/Dockerized-Plumber-API

Containerized Plumber REST API which offers data from a containerized Cron job on a Google Big Query data source within a container network.

Primary LanguageR

This project is described in detail in the corresponding blog post series:

Part I: https://medium.com/analytics-vidhya/google-big-query-with-r-875facef7844

Part II: https://medium.com/analytics-vidhya/live-data-extraction-with-cron-and-r-f29324bf153e

Part III: https://medium.com/analytics-vidhya/easy-api-building-for-data-scientists-with-r-673b381c4ae1

Dockerized Plumber API

These REST APIs provide a way for platform/language independent access to the public Google Big Query dataset bigquery-public-data:openaq.global_air_quality of air pollution measured soley at Indian measurement points. The dataset is updated daily, however older data seem to get deleted. To access this data a Cron job fetches new data in 12 hour intervals from Google through the R script get_data_big_query.R and adds new rows to the saved dataset. The data can be requested fully or aggregated on date intervals through the APIs provided in the Rscript API.R. The data import via Cron and the APIs are run seperately in two Docker containers with a shared volume for the data as specified in the docker-compose.yml.

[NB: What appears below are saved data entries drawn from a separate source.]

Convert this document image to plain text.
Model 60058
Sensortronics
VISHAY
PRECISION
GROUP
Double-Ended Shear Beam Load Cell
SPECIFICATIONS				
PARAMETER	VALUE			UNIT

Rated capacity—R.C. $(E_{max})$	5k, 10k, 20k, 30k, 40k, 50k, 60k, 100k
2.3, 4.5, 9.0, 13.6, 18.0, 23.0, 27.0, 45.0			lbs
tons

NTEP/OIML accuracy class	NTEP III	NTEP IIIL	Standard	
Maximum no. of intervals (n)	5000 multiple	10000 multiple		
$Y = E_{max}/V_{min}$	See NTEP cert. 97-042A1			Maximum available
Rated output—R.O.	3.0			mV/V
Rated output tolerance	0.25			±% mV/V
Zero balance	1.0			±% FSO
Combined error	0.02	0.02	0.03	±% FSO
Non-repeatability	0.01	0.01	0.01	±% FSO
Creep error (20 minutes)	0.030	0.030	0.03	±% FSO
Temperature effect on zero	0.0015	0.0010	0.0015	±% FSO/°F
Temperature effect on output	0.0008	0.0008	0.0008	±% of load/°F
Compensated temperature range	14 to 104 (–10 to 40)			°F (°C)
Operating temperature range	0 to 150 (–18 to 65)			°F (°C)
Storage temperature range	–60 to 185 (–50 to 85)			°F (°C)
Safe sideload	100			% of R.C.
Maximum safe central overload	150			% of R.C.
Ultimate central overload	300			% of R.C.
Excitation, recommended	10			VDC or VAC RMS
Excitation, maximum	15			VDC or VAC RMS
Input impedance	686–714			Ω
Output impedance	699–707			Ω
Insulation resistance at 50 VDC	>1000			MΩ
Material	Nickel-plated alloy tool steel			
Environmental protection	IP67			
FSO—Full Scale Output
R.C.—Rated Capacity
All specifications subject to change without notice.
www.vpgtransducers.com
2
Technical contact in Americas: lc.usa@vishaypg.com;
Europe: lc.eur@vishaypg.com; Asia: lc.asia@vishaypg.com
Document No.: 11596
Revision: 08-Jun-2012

The APIs for Cloud Storage and Big Query have to be activated first for the used Google account at https://console.cloud.google.com/ and a Service Account Token (here not included, should go in cron/src/) needs to be generated and downloaded for authentification as described in section "Service account token" at https://gargle.r-lib.org/articles/get-api-credentials.html. For information about the r package bigrquery see https://github.com/r-dbi/bigrquery.

API Documentation:

  • Get complete data from all Indian measurement points

    POST */all
    
    NO parameters
    content-type: application/json 
    
  • Get all Indian measurement locations

     POST */locations
    
    NO parameters
    content-type: application/json  
    
  • Get median airquality metrics of the current date with date horizon for averaging at measurement location.

    POST */summed_quality_now?measurment_location=&date=
    
    measurment_location: Takes all values from the Indian measurement locations, defaults to all
    date: The daterange, takes either today, week, month, quarter, year, defaults to today
    content-type: application/json   
    
  • Get median air quality for all dates. The timerange for averaging and the measurement location can be set.

    POST */summed_quality?measurment_location=&date=
    
    measurment_location: Takes all values from the Indian measurement locations, defaults to all
    date: The daterange, takes either day, week, month, quarter, year, defaults to day
    content-type: application/json  
    
  • Plot a test histogram

    GET */plot
    
    NO parameters
    content-type: application/json